# Taking my belongings back to the USA....what is needed for US customs?



## atomant

Hey all, I'm returning to the USA and need the info on what is needed to cross the border with all my belongings. Half of the things I bought in the US and most of my furniture was bought here in Mx.
Or if you know where I can look to get this info that would help also.
Thank you, Sam


----------



## cuylers5746

*Moving back to EEUU*



atomant said:


> Hey all, I'm returning to the USA and need the info on what is needed to cross the border with all my belongings. Half of the things I bought in the US and most of my furniture was bought here in Mx.
> Or if you know where I can look to get this info that would help also.
> Thank you, Sam


Hi Atomant;

Since, no one has replied, I'll try and give it a shot. We moved a household of stuff into and then out of Baja Norte before.

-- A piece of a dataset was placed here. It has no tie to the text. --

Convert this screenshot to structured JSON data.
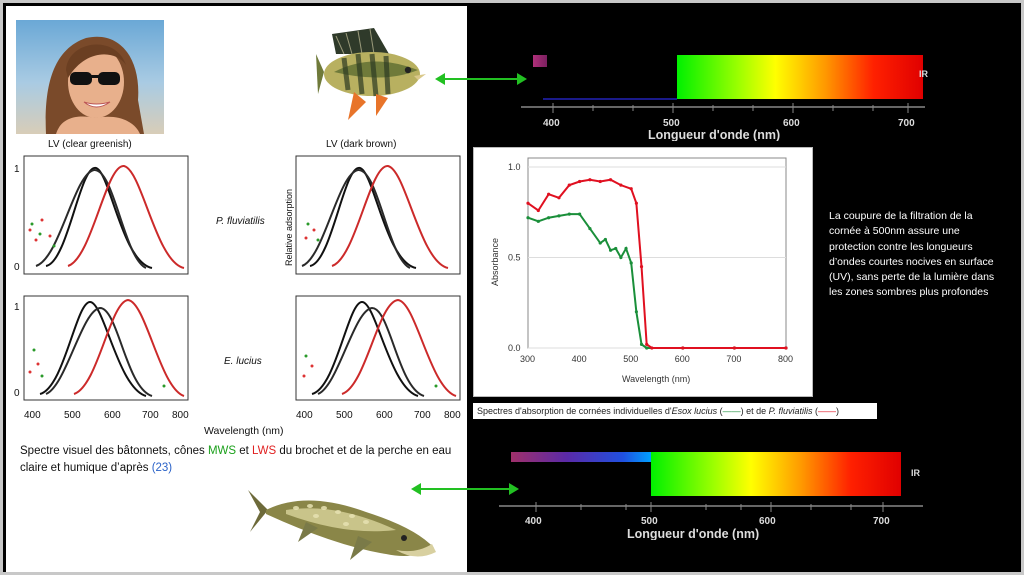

Personally I think it's no different than you getting off a cruise ship and having to declare all the items you purchased while out of the USA. Get on the US Custom's website and research it, is the best way to go.

It's been a while, but I think it was a $300.00 exemption per person and only 1 liter of alcohol per person. So if it's you and you're wife it's probably $600.00 worth?

You personal clothes, toiletries, lap tops, PC, sports equipment etc. would probably be exempt, best if you can show receipts for bigger USA purchased items, if not Credit Card Statements. So, for your furniture and obviously purchased items in Mexico I would;

A.) Bring original receipts for what you paid them and in what year? That way you can argue with what the devaluaed price would be? After you have that maybe ask an Accountant in USA before you head north what should be the depreciation schedule? Second best go to Amazaon.com and buy the most current Lassiter's Tax Digest and and have it shipped to you in Mexico and do you're own Depreciation Schedule on it based upon what they say?

B.) Probably don't have that so, go to a furniture store in your town in Mexico and ask them if you could pay one of their agents to come to your house, list everything down in great detail and any serial numbers, that you're taking north with you and in detail like on an Invoice with their Offical Printed Company, name, address, phone nos. and have them value "each item" as used. I've done that before and in a crunch most Custom's agents either in USA or Mexico take that as the valuation, as they don't have a clue what it's worth used.

What helps coming either way across the border "full to the gills" in your car or van is to have two nice spread sheets with;
1.) All non declared "expempt" personal items.
2.) All "declared items", listed in detail with your depreciated evaluations on it.
All public servants on both sides of the border are looking for the least amount of work, but still doing their job. If you've already done it for them with your spread sheets priced out, they'll just direct you to the office to pay your duty (9 out of 10) times they never open up your car or van. They feel you're being up front to them, why bother going through a half hour of taking everything out of your car or van and inspecting it? Caviat; that you look clean cut, not looking like a hippy and reeking of the smell of Mota that's illegal in the USA.

Then pay your duty on that and your on your way. Don't expect a free pass, getting everything across into USA. No punching a button and getting a Green or Red light coming into USA. But duty on used items should be minimum. Again, refer to the US Customs website as your guide.

Cuyler


----------



## atomant

Thank you very much !!!!!!!! These are great tips. Many times the government websites are a nightmare. But I will research the sites.


----------



## Ajijic Lady

Household goods that you USED in Mexico for a year are EXEMPT from customs. I made a huge list, though no one wanted to look at it (better over prepared, I'd make the list again)...I indicated when/where we bought it. Go to US Customs website and read about "residents returning to the US" there's a ton of info on this. Coming from MX there are 2 exemptions that apply: the one year holding and using household goods and also another NAFTA exemption for artwork other items MADE in MX...they are also exempt from customs duty. 

In the end, at the Nogales crossing, we told the agent we own a house in MX, that we are in process of selling it and were bringing items from that house (resided 5 years) back to the US. They had no follow up questions other than the routine: any drugs, alcohol, food, meats, etc. 

We did this in early September. 

Read this brochure, go to page 17 (I think)http://www.cbp.gov/linkhandler/cgov/travel/vacation/kbyg/kbyg_regulations.ctt/kbyg_regulations.pdf


----------



## atomant

Thank you soooooooo much. This is a great help !!!!!!!


----------



## jazzgal65

I am also in the process of considering a move back to teh US. (my husband died suddenly and I feel I may need to return with my two children). We have aquired some furniture in MX. and do not own a vehicle so we would need to hire a company or individual to move us. Has anyone gone through the process in taking more than what would fit in a personal vehicle. We don't have rooms and rooms of furniture but some treasured things that my husband aquired here and we don't want to part with them in our move. Also, of course the personal items that we moved down here in our "household goods" move. Any help with trusted movers? Thank you!


----------